The miner’s six month production of 10 million tonnes is on par with the same period last year.
The tonnes lost due to TC Debbie’s effects on the Queensland rail network were offset by an increase in saleable production of 300,000t at Moranbah North and 400,000t at Grosvenor in Queensland.
“The impact of Cyclone Debbie on the Queensland rail network resulted in operational delays in processing and railing stocks, resulting in a buildup, which will wind down during H2 2017,” the company said.
“Grosvenor production ramp up continues to be impacted by geological issues which remain a key business focus in order to improve operational performance in the future.

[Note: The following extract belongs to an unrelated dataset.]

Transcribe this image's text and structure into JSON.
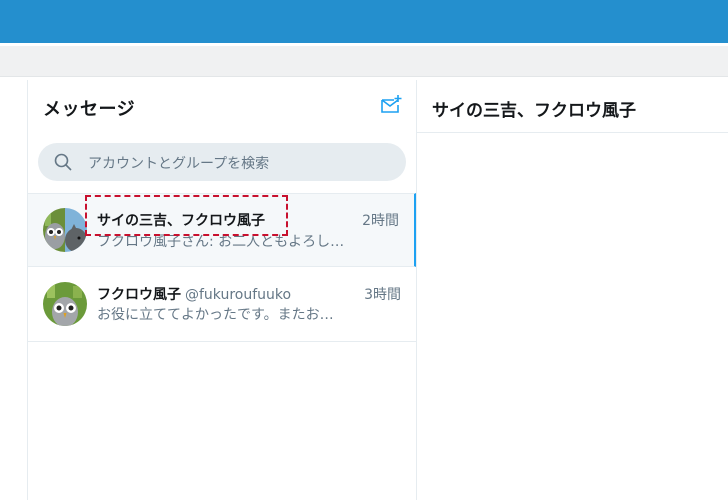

“Full year production guidance for export metallurgical coal remains unchanged at 19-21Mt, but is expected to be at the lower end of this range owing to the geological issues at Grosvenor.”

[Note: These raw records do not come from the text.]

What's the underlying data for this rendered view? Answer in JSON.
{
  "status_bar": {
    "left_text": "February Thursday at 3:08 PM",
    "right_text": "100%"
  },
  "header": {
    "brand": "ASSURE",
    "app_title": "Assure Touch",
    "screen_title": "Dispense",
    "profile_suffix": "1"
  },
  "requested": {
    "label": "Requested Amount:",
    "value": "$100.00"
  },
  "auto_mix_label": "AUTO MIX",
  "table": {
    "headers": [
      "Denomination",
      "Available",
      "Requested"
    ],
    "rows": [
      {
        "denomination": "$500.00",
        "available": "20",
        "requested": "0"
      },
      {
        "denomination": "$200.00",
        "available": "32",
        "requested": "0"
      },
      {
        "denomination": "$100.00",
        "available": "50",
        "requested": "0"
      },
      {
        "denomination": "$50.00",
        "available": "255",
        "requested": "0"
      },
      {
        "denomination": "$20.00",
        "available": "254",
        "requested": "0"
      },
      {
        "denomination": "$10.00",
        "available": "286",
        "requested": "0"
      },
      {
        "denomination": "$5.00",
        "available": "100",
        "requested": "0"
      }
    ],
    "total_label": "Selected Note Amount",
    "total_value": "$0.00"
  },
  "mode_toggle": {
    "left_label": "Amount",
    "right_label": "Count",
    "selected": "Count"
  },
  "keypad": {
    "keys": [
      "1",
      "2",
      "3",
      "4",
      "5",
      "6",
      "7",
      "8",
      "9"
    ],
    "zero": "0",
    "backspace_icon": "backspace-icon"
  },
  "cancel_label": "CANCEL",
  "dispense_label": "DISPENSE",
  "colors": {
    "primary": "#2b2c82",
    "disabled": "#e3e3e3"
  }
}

Underlying earnings before interest tax depreciation and amortisation increased to US$943 million, due to a 150% increase in the metallurgical coal realized price, the ramp up of Grosvenor and increased production from Moranbah.
This was partly offset by lower production, due to the sale of Foxleigh in H2 2016, and sales, primarily at Capcoal, being delayed into H2 2017 as a result of rail outages following TC Debbie.

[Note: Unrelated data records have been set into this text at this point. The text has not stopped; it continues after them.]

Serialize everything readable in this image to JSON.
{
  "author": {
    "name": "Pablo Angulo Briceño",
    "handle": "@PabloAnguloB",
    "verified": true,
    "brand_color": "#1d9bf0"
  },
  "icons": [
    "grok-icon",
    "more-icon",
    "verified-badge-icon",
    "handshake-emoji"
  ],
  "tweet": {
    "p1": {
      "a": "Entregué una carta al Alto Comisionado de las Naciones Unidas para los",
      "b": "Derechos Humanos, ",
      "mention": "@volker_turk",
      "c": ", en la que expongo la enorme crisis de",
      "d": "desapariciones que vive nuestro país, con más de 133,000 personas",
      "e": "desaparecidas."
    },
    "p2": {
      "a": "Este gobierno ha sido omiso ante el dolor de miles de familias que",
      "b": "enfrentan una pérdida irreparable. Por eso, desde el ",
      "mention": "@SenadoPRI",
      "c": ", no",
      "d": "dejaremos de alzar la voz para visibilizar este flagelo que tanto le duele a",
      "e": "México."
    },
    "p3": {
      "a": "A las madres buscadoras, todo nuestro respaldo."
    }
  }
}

Following the divestments of PCI producer Foxleigh and domestic and export thermal coal producer Callide and the cessation of mining activities at export thermal coal producer Drayton, the business now produces a greater proportion of higher value hard coking coal.
The company announced the divestment of Dartbrook on May 30 and said the divestment of Drayton was expected to complete during H2 2017.